Jesus, tendo abandonado a casa de Jairo, dirigiu-se para sua terra.

Até agora, no evangelho segundo São Marcos têm sido quase sempre as pessoas a procurar Jesus para escutá-l’O ou pedir-Lhe ajuda, como fizeram Jairo e a mulher com o fluxo de sangue. Tomando a decisão de ir ter com os seus conterrâneos e parentes, Jesus faz o movimento inverso: é Ele que nos procura. Assim vemos como que simbolizado o duplo movimento da vida espiritual: toma Deus a iniciativa de nos procurar, de vir ao nosso encontro, e, ao mesmo tempo, suscita em nós o desejo de O acolher, de sairmos da nossa casa, de nós mesmos, de prestarmos a adesão da nossa vontade à graça, ao amor gratuito de Deus que nos precede e busca.
Encontrámos já em anteriores passagens do evangelho várias pessoas que escutaram e acolheram o convite de Jesus a segui-l’O. Mas assistimos a outras situações de recusa e oposição ao mesmo Jesus. O que pode agora surpreender, é que sejam precisamente aqueles que Lhe eram mais próximos, conterrâneos e familiares, a não quererem reconhecer naquela visita de Jesus a visita do próprio Deus.
Não nos apressemos a julgar a sua falta de fé.
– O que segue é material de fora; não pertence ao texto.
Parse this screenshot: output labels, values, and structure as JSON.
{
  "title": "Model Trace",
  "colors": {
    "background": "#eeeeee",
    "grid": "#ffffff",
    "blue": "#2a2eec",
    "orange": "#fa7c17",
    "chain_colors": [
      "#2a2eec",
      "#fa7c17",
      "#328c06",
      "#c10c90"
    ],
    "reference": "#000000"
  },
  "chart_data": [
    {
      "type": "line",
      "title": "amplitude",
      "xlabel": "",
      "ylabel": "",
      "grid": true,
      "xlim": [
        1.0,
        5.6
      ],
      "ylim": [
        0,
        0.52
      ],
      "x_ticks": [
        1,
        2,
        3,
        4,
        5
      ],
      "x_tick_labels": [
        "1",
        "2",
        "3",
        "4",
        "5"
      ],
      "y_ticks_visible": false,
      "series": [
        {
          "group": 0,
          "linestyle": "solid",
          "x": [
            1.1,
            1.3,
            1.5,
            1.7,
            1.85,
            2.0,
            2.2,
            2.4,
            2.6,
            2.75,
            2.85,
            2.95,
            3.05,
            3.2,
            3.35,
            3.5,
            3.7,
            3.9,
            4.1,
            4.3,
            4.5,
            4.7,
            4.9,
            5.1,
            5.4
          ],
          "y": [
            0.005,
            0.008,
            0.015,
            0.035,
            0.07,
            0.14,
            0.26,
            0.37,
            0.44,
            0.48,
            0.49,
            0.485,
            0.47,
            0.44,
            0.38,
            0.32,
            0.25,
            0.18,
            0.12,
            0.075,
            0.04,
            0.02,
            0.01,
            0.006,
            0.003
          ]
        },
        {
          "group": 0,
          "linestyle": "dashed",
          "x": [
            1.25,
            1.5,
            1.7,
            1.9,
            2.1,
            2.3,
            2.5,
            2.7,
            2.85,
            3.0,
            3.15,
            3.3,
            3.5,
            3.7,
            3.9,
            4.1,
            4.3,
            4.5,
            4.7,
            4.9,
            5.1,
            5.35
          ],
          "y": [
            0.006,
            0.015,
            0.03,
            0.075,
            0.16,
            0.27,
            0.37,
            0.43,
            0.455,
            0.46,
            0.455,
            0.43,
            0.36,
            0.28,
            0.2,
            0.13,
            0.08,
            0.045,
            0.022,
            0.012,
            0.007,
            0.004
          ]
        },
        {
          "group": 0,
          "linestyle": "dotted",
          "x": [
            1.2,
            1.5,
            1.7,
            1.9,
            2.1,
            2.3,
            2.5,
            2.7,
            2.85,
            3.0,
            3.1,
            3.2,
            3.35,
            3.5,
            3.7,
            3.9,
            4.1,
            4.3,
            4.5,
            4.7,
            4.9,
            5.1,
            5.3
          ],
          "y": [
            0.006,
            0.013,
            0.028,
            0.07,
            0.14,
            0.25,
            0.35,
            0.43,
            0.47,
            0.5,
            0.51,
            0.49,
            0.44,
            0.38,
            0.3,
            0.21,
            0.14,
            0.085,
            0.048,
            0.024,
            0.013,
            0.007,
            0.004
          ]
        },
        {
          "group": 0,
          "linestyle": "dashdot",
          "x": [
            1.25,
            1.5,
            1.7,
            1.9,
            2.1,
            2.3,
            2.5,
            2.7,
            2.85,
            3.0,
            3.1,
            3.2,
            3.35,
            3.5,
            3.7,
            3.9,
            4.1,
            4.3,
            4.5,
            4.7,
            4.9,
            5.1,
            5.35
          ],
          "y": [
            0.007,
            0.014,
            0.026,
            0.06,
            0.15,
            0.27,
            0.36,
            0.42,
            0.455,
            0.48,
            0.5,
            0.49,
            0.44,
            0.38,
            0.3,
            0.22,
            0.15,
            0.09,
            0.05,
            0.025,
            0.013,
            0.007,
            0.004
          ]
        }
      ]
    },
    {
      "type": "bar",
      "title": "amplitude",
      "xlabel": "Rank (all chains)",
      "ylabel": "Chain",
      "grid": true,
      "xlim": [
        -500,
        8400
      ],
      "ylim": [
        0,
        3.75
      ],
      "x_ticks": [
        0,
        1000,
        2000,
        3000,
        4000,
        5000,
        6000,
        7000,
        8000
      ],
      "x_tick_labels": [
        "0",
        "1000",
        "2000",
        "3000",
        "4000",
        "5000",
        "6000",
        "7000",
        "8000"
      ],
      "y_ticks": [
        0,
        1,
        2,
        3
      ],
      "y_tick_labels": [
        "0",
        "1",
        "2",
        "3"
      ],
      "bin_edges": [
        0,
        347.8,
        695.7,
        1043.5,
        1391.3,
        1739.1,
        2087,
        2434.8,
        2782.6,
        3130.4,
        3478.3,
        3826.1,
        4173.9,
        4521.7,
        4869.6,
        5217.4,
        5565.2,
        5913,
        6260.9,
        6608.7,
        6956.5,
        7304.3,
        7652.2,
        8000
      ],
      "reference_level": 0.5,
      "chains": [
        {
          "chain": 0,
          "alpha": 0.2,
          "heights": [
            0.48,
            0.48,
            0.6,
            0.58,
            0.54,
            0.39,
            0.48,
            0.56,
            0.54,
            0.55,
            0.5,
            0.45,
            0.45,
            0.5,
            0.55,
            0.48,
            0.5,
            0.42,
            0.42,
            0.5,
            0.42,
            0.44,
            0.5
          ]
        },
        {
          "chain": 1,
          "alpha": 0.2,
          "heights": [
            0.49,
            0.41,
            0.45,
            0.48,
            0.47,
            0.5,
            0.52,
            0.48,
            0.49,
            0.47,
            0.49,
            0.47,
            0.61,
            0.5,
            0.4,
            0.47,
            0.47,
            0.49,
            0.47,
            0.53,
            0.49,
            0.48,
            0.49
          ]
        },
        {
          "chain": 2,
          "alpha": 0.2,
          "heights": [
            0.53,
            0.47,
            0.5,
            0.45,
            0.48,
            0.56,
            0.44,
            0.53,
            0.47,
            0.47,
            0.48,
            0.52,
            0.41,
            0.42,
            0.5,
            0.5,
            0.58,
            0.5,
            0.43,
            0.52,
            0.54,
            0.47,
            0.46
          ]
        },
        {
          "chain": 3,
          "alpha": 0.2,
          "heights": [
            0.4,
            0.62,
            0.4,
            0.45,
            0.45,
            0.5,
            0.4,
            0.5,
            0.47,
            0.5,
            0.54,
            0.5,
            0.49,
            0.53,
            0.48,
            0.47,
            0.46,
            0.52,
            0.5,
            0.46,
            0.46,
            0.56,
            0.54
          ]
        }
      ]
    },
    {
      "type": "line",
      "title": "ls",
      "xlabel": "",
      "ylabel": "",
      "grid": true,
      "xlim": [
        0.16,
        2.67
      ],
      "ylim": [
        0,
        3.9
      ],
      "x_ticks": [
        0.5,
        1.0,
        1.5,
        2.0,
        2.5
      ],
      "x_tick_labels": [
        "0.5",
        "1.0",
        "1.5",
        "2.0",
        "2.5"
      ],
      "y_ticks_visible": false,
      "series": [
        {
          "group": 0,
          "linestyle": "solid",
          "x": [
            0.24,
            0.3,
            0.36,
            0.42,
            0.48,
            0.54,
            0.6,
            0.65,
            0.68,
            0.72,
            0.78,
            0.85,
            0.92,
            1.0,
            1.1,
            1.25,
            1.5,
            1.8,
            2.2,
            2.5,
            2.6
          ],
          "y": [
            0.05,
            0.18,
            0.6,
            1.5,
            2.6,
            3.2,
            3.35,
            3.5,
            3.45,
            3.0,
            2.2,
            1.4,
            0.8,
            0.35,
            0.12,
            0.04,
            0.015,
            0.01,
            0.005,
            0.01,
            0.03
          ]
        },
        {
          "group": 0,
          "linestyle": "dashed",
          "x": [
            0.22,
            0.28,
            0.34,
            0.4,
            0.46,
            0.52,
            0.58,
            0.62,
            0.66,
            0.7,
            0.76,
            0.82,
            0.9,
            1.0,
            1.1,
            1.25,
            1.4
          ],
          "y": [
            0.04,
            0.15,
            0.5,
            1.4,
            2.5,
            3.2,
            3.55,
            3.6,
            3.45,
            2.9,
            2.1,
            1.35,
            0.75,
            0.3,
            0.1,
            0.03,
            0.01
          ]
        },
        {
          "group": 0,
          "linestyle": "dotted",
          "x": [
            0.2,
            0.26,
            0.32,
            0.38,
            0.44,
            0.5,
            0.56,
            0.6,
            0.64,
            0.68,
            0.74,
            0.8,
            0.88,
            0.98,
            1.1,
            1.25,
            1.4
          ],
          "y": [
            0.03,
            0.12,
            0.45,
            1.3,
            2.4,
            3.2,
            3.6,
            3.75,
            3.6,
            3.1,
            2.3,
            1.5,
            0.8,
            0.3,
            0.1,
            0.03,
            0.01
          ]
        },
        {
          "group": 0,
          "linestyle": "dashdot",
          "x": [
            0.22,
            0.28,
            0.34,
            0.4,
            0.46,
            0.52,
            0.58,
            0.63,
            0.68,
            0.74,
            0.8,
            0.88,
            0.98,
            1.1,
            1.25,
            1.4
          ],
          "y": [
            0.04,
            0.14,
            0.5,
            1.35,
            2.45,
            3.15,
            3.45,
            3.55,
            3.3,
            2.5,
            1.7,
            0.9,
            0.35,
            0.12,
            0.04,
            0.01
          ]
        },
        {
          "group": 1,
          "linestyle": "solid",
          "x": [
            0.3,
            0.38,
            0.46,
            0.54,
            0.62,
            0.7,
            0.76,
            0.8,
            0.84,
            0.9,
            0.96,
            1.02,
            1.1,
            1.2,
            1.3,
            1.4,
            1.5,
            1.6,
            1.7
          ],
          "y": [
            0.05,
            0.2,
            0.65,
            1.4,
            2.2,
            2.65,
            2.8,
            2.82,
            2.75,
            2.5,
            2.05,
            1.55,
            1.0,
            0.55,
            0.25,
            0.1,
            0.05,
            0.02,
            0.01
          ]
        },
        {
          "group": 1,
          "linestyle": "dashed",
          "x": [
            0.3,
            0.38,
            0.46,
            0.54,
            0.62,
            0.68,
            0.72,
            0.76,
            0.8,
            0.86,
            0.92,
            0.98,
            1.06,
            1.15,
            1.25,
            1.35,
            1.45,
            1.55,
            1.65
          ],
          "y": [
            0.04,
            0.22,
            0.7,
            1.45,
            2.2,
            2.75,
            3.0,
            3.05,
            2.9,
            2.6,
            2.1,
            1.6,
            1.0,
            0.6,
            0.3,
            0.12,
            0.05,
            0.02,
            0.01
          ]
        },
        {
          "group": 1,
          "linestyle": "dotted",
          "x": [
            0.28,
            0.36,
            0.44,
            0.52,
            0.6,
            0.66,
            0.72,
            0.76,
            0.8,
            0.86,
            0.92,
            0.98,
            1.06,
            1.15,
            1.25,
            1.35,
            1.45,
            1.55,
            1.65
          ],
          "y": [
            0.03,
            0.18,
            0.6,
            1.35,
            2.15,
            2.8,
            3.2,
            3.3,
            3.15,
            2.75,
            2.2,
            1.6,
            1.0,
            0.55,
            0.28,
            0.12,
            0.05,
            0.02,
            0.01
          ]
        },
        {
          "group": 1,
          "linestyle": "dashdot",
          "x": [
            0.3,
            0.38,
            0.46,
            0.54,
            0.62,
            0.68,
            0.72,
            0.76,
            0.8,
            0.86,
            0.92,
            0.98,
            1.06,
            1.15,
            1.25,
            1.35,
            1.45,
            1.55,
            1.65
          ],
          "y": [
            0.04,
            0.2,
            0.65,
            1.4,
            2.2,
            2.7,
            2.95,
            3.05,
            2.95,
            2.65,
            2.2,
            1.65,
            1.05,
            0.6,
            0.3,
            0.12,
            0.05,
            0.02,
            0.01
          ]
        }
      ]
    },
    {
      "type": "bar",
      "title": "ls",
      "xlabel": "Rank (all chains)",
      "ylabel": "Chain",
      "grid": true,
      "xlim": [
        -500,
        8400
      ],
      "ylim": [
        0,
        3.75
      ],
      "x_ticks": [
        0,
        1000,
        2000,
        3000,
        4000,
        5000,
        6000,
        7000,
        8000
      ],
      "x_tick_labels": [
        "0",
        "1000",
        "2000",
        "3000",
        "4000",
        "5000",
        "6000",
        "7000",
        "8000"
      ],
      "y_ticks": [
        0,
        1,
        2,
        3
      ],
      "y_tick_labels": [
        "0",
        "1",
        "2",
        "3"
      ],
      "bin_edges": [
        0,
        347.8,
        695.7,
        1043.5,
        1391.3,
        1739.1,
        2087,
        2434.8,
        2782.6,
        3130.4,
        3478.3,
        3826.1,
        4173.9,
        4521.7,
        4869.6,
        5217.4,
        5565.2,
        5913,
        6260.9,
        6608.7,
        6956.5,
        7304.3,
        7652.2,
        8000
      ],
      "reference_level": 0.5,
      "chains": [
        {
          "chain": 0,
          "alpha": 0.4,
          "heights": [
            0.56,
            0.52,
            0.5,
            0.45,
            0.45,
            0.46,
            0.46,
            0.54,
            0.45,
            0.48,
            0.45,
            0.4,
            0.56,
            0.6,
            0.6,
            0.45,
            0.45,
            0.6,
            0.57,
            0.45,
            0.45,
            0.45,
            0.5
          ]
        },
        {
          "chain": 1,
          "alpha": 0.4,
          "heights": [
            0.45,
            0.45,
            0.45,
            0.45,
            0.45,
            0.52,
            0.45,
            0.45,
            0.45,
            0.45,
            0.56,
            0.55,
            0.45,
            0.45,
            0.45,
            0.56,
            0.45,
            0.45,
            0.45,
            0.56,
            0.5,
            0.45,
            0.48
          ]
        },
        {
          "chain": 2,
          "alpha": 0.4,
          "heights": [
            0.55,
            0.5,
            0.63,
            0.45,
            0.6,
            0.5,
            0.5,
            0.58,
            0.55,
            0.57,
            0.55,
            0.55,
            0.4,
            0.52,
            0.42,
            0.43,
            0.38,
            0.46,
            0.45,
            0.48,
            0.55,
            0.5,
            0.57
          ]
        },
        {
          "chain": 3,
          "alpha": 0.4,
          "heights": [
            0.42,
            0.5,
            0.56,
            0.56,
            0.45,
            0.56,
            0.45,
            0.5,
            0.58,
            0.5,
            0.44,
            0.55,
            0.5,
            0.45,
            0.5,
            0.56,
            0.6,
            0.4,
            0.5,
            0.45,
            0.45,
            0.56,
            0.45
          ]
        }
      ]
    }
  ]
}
A atitude deles é até compreensível. Jesus é o Filho de Deus que, ao encarnar, “assumiu a condição humana, em tudo igual a nós excepto no pecado”. Ele viveu em Nazaré uma vida tão humilde, despretensiosa e aparentemente banal que a possibilidade de que o Deus omnipotente estivesse presente n’Ele era simplesmente incompreensível, mais ainda para os que O conheciam. No fundo, é a humildade de Deus que desconcerta.
A incapacidade para reconhecerem em Jesus a presença de Deus e a recusa para se abrirem à fé é simbólica da rejeição do seu povo: “Veio para o que era seu, mas os seus não O reconheceram”. Era tão aguda a incrença entre os seus que Jesus “não podia ali fazer qualquer milagre”. Com este comentário, São Marcos não se incomoda de descrever o Filho de Deus limitado no seu poder, porque lhe importa sublinhar a necessidade da fé, da nossa abertura e disposição para acolher o dom de Deus.
“Não podia ali fazer qualquer milagre”. Esta impossibilidade é limitada “ali” e tem fundamento na falta de fé dos seus conterrâneos. Jesus não perdeu o seu poder divino em Nazaré, mas ali mostra que Deus se comporta com os homens de modo diverso a como se comporta com as forças da natureza. A estas, Jesus impõe-se com força, e basta a sua palavra para automaticamente as dominar (recordamos a tempestade acalmada). Mas dos homens Ele respeita a decisão. Não obriga à fé aqueles que não querem acreditar n’Ele, aqui está a razão da sua impossibilidade em fazer milagres em Nazaré.
Deus é humilde. Sem deixar de ser Deus omnipotente, na encarnação assumiu a humildade da nossa condição humana. Tornou-se semelhante aos homens. Tão semelhante, que os seus conterrâneos não puderam acreditar que fosse ao mesmo tempo infinitamente diferente. Só o Evangelho nos possibilita vencer a aparente contradição da fé cristã: acreditamos num Deus incrível.